The Committee on Welfare of Children, chaired by Zamboanga del Sur Rep. Divina Grace Yu, underscored the need of such measure to protect the welfare and lives of children.
   
The House Bill 516, otherwise known as “An Act Promoting Positive and Non-Violent Discipline of Children and Appropriating Funds Therefor,” is authored by Bagong Henerasyon Rep. Bernadette Herrera-Dy.
   
“Since then, this bill has already gone through a lot of honing. We have consistently transmitted this to the Senate, but apparently they never got the chance to approve it,” Yu said.
   
In filing the measure, Herrera-Dy said it is high time to recognize the antiquity and ineffectivity of conventional methods of discipline.
   
She said several studies have shown that discipline through corporal punishment produces more non-positive effects whatsoever.
   
“Most often, corporal punishment only produces anger, resentment and low esteem among children.

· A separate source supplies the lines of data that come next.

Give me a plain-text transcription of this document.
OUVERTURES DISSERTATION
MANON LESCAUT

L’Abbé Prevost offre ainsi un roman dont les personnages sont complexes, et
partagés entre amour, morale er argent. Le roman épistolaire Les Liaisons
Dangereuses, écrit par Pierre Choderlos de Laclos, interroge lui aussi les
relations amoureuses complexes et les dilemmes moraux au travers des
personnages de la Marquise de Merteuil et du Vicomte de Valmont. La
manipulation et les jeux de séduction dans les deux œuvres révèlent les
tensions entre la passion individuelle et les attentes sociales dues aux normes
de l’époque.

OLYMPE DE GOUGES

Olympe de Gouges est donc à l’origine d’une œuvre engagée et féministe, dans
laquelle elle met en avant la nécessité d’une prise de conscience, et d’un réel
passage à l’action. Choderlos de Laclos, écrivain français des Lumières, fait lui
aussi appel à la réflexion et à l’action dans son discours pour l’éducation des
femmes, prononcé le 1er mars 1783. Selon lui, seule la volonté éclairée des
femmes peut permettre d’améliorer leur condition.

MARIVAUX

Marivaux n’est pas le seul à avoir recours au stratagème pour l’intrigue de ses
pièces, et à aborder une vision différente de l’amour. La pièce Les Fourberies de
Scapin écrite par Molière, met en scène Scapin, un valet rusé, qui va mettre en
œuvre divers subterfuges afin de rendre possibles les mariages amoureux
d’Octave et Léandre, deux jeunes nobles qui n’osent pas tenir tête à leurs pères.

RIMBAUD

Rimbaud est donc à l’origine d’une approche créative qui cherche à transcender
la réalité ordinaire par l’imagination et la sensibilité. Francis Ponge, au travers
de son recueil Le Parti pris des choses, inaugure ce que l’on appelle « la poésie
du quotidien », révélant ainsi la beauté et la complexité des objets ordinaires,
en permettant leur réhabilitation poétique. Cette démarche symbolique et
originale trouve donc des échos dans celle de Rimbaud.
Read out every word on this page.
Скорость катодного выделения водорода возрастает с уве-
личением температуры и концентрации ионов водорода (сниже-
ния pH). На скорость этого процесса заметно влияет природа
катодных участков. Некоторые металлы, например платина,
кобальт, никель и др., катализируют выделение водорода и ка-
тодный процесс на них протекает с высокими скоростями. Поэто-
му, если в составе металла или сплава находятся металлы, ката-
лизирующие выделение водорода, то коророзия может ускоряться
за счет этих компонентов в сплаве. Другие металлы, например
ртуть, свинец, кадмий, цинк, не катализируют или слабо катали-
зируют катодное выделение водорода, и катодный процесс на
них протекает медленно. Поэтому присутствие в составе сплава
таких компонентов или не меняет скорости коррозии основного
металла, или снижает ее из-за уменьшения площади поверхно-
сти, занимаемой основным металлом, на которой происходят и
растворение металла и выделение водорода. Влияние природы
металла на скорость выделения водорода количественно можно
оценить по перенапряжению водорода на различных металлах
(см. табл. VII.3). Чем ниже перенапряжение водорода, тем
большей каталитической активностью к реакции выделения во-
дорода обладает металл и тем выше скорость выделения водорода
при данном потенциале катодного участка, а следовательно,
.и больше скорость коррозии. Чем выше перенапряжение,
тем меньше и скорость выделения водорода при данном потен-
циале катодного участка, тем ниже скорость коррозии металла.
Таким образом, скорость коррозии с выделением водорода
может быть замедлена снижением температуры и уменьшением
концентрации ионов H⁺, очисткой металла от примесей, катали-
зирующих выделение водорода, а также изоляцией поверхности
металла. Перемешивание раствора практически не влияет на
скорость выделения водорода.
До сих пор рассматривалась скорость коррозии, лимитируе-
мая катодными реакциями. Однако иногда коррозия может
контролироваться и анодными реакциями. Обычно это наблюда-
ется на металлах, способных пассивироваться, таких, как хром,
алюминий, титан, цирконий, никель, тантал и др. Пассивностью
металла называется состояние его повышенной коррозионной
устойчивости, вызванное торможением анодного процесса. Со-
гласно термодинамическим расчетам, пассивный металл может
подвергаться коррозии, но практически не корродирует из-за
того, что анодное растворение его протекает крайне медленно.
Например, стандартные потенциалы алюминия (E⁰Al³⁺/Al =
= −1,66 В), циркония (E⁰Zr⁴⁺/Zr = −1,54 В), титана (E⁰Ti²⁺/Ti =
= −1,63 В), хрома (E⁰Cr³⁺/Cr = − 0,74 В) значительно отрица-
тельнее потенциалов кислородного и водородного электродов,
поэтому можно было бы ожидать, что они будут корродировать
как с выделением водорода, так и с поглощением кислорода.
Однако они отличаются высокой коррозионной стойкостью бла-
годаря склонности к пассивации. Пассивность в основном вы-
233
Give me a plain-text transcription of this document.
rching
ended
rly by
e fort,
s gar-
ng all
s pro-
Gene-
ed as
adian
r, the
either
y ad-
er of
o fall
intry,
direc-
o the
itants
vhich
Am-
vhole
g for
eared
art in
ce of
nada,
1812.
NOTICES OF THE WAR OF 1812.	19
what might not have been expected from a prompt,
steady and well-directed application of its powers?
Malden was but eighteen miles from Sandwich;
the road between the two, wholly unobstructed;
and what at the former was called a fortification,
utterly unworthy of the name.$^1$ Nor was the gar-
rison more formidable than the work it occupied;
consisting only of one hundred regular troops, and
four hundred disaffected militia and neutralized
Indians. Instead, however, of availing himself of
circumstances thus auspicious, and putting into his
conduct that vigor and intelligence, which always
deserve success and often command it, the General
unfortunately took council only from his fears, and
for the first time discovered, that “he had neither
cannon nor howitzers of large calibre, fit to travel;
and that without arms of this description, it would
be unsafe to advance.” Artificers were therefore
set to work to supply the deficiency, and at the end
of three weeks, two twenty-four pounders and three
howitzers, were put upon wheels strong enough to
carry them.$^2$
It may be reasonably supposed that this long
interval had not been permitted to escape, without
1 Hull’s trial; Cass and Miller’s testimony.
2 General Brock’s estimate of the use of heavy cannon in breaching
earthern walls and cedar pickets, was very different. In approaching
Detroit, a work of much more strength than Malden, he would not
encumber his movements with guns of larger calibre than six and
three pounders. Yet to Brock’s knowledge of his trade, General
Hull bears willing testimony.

Furthermore it only teaches the child that violence is an acceptable behavior and become something worthy of emulation,” Herrera-Dy added.
   
The bill seeks to prohibit corporal punishment and all other forms of humiliating or degrading punishment on children in all settings.
   
It seeks to strengthen the country’s laws, policies and programs in respecting child’s rights, human dignity, physical integrity and equal protection of law in compliance with the Philippine government’s obligation to the UN Convention on the Rights of the Child.
 
It specifically outlines all prohibited forms of corporal punishment upon children whether physically or emotionally impacting regardless of whoever is the perpetrator of the abuse.
   
Liane Alampay, a doctor and psychology professor at the Ateneo de Manila University, said based on their research, the science argument against corporal punishment is very strong and very consistent.
 
Alampay said spanking, harsh physical and even harsh verbal discipline predict negative child outcome.
   
“Simply put, kids who are spanked become more aggressive,” she said.